Perhaps the biggest issue is that the required test that will be added to teacher evaluations is the SBAC - which is slated to have how many kids fail? This test has never been tested, isn't even really DONE yet, but it's OK to use that as another cudgel in the teacher-bash. Delightful.
What's sad is that many people think this is OK. WA State has been spared some of the things that are hitting the fan elsewhere, but now it's our turn. We've now got charters and will get to deal with all their accompanying fraud and mess, and now that the gov has sold out teachers, WA State officially joins the true high-stakes testing fiasco. Vermont is looking pretty damn good about now.
CT
CT, this is precisely what I learned from going to the NPE conference. Other parents in other states are truly suffering (for their children). I hope we can be the smart state that we are and keep this to a minimum.
Let me begin by making a qualification: The whole of a student's knowledge CANNOT be measured on standardized tests. In other words, no single test can measure all that a student knows. Furthermore, no single test SHOULD be used as a sole indicator of student performance and, therefore, no single test should be used to evaluate teacher performance.
But to claim as you have that there is no research that supports the validity and reliability of standardized tests is simply false. Here in Washington, the state tests MUST demonstrate their validity and reliability in assessing student performance against the EALRS and GLEs. The state tests have been shown, through research, to be valid and reliable measures of student understanding of the state content standards.
--- swk
TEACHER quality, not student quality is what I said. Look again. Furthermore, using the student tests to judge teacher quality is not what they were designed for, thus the validity of the test is further compromised FOR THAT PURPOSE.
Follow that up with the fact that the SBAC isn't even done, hasn't been fully tested (no history of reliability or validity), and we have no idea how kids will do on it, but it's OK to make that a major part of teacher evals? That's a recipe for disaster.

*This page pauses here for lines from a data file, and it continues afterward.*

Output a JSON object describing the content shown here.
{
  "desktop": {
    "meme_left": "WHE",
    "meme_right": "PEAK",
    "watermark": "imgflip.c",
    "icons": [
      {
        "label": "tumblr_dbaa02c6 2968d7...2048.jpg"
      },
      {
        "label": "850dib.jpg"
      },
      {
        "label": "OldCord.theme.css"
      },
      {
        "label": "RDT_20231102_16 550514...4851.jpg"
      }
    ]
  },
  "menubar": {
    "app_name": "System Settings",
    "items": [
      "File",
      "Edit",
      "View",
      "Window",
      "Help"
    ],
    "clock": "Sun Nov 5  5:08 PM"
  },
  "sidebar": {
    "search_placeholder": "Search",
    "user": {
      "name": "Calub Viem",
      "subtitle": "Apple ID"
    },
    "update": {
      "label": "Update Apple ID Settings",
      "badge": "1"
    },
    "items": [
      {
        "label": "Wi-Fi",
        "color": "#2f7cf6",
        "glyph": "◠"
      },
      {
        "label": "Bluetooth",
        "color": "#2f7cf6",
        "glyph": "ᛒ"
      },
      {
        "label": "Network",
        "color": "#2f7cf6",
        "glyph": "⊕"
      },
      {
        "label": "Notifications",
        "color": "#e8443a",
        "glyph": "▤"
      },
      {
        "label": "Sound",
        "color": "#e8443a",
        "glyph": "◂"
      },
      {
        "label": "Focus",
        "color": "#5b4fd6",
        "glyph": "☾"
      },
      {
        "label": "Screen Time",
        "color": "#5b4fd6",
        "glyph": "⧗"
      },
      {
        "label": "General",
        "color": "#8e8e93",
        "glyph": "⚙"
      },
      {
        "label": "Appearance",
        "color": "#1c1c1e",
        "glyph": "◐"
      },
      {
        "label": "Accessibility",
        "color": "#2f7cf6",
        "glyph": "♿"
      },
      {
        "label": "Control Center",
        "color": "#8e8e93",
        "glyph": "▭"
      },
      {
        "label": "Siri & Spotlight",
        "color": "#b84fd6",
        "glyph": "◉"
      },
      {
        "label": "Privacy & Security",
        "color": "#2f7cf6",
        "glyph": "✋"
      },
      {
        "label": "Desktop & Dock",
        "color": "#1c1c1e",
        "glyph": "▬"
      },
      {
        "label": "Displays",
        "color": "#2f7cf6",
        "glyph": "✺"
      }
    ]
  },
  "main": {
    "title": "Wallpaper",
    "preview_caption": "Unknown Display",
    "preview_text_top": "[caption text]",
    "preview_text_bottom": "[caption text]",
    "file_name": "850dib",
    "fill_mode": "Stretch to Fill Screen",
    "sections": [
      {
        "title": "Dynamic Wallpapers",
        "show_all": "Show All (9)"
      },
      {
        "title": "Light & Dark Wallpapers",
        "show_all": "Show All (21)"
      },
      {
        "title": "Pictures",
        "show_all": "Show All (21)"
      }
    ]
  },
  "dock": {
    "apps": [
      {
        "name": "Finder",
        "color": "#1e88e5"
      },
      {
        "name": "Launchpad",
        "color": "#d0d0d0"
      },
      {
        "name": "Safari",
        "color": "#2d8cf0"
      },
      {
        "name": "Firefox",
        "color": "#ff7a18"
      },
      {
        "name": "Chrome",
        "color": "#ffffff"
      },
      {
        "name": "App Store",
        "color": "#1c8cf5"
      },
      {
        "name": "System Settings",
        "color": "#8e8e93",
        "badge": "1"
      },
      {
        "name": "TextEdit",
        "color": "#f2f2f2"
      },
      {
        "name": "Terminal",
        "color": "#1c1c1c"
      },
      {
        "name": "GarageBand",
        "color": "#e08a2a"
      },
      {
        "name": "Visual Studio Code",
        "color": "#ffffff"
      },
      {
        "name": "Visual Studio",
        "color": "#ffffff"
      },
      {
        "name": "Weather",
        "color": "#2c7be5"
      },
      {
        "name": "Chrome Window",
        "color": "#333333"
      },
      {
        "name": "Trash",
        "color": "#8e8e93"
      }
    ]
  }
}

And if you want me to respost links from a previous post, fine. But for now, start here:
http://www.fairtest.org/why-teacher-evaluation-shouldn’t-rest-student-test
I also have large stacks of peer reviewed research articles on teacher evaluation, test construction, assessment, high-stakes testing, all in .pdf fomat or print versions that I am more an happy to disseminate to you in some manner. If you have access to a database you can do your own searches - look for research by Marilyn Cochran-Smith, David Berliner, Gene Glass, Gerald Bracey, Bebell & O'Dwyer, Linda McNeil, Linda Darling-Hammond, Shulman - just to name a few. They've all written extensively on issues around teacher evals, student assessment, international test crapola, pedagogy and content knowledge, etc.
Cheers to reading glasses!
CT
Student test scores are not a reliable measure of TEACHER quality and there is absolutely no PEER REVIEWED research to show that they are. Student test scores are most closely correlated to income levels, not teacher quality.
CT
And if YOU read my statement above closely, you'll see nothing in it supporting the use of student test scores in teacher evaluation. But, again, I will challenge you on the validity and reliability of the state tests in judging student knowledge of the state content standards --- the EALRs and GLEs.
--- swk
It seemed pretty clear to me from the context what CT meant.
BTW, the tests can measure what the students know while at the same time not measuring teacher quality.
I don't take CT's animus as "snark" but as an attacked person, a teacher, trying to deal with the onslaught of daily attacks through the armour of information. Believe me, it gets old.